Orlistat prevents fat absorption in the body by inhibiting the gastric enzymes that help digest dietary fat. Research so far shows that though this has no life-threatening side effects, the gastrointestinal complications of these pills make it difficult for users to stick to their regime. “In the beginning, diarrhoea and oily stools bother people, though these tummy problems may reduce over time. But this affects compliance and many stop the pill as a consequence," explains Dr Jha. Orlistat should not be taken by anyone who suffers from malabsorption and nutritional deficiencies. “Orlistat is also avoidable for those who are anaemic or have vitamin B12 deficiency," cautions Dr Ahluwalia. Also, this drug has some uncomfortable side effects. “It prevents fat absorption from the food, and may lead to deficiencies. Since fat-soluble vitamins aren’t absorbed, a user may suffer diarrhoea too," says M.P. Sharma, internal medicine specialist, Rockland Hospital, Delhi. He stresses that Orlistat (known as Xenical in India) should be taken under medical supervision.

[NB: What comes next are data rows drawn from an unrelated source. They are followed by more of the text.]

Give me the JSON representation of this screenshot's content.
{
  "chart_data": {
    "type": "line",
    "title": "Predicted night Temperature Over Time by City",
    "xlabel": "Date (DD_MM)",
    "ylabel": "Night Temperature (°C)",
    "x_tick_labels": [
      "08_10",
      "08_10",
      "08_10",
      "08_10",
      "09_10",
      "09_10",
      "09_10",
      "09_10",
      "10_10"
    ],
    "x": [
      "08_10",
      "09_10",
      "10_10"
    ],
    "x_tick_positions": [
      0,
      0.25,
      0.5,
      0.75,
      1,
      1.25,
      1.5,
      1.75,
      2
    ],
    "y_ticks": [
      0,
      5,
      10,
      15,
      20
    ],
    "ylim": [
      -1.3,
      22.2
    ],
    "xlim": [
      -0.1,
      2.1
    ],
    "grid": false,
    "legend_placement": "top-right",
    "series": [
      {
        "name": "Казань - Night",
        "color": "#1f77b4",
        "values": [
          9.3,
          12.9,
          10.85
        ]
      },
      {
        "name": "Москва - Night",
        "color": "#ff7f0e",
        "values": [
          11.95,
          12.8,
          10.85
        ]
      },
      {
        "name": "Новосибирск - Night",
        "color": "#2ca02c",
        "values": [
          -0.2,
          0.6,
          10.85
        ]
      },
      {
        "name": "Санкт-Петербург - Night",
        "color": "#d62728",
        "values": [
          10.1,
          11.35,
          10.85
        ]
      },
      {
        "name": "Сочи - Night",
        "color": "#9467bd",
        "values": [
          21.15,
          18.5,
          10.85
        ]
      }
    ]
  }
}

Another obesity pill, Sibutramine, came into the market in 1997, and doctors say this was quite popular. Though this was FDA-approved and widely prescribed in India, it was banned in 2010 owing to health-damaging side effects. “This led to high blood pressure and heart problems for some," says Dr Ahluwalia.
The new obesity medications too come with their own side effects. Qysmia and Belviq are prescription drugs, since they carry the risk of adverse health issues: Qysmia can increase the heart rate and will not be recommended for patients with heart disease while Belviq is associated with migraines and depression. Only time will prove whether their efficacy will override health concerns.
Ultimately, “no weight-loss medication can remedy a lifestyle problem. In the end, you will stay fat unless you make the changes you need to in your life," says Dr Ahluwalia.
The final verdict? Good eating habits and regular exercise remain the only healthy and effective way of losing that flab.